A SET definition may contain up to 64 members. The internal storage required for set values varies depending on the number of SET elements (1, 2, 3, 4, or 8 bytes for sets of up to 8, 16, 24, 32, or 64 members).

If you try to store an invalid list member into a SET column, it's ignored because it does not correspond to any bit in the column definition. For example, setting a symptom value to 'coughing,sneezing,wheezing' results in an internal value of 1 ('sneezing'). The 'coughing' and 'wheezing' elements are ignored because they aren't listed in the column definition as legal set members. (In strict SQL mode, an error occurs if you try to store an illegal SET value.)

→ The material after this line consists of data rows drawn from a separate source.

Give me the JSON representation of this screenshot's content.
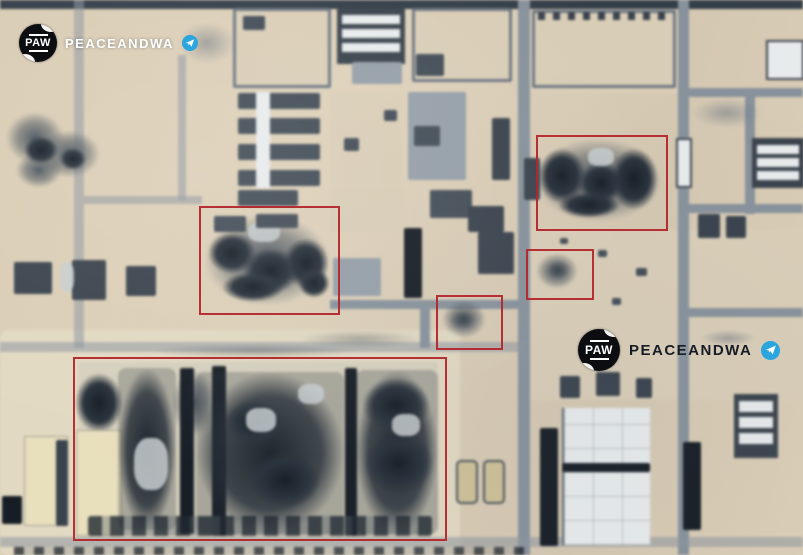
{
  "scene": {
    "kind": "satellite-aerial-photo",
    "subject": "industrial facility with bomb-damage annotation boxes"
  },
  "colors": {
    "annotation_red": "#b3262c",
    "telegram_blue": "#2aa5dd",
    "sand": "#d9ccb4",
    "road_gray": "#87929d",
    "burn_dark": "#141c26",
    "watermark_light": "#ffffff",
    "watermark_dark": "#161c26"
  },
  "watermarks": [
    {
      "id": "top-left",
      "logo_text": "PAW",
      "brand_text": "PEACEANDWA",
      "platform_icon": "telegram-icon",
      "text_color": "#ffffff"
    },
    {
      "id": "center-right",
      "logo_text": "PAW",
      "brand_text": "PEACEANDWA",
      "platform_icon": "telegram-icon",
      "text_color": "#161c26"
    }
  ],
  "annotations": {
    "box_color": "#b3262c",
    "boxes": [
      {
        "id": "warehouse-complex-southwest",
        "x": 73,
        "y": 357,
        "width": 370,
        "height": 180
      },
      {
        "id": "central-west-site",
        "x": 199,
        "y": 206,
        "width": 137,
        "height": 105
      },
      {
        "id": "northeast-site",
        "x": 536,
        "y": 135,
        "width": 128,
        "height": 92
      },
      {
        "id": "center-small-site",
        "x": 436,
        "y": 295,
        "width": 63,
        "height": 51
      },
      {
        "id": "east-small-site",
        "x": 526,
        "y": 249,
        "width": 64,
        "height": 47
      }
    ]
  }
}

As mentioned earlier in this section, the conversion between string and numeric representations of ENUM and SET values can have unintuitive results. For example, although you would normally refer to an enumeration column using the string forms of its values, you can also use the internal numeric values. The effect of this can be very subtle if the string values look like numbers. Suppose that you define a table t like this:

 CREATE TABLE t (age INT, siblings ENUM('0','1','2','3','>3')); 

In this case, the enumeration values are the strings '0', '1', '2', '3', and '>3', and the matching internal numeric values are 1, 2, 3, 4, and 5, respectively. Now suppose that you issue the following statement:

 INSERT INTO t (age,siblings) VALUES(14,'3'); 

The siblings value is specified here as the string '3', and that is the value assigned to the column in the new record. However, you can also specify the siblings value as a number, as follows:

 INSERT INTO t (age,siblings) VALUES(14,3); 

But in this case, 3 is interpreted as the internal value, which corresponds to the enumeration value '2'! The same principle applies to retrievals. Consider the following two statements:

 SELECT * FROM t WHERE siblings = '3'; SELECT * FROM t WHERE siblings = 3; 

In the first case, you get records that have an enumeration value of '3'. In the second case, you get records where the internal value is 3; that is, records with an enumeration value of '2'.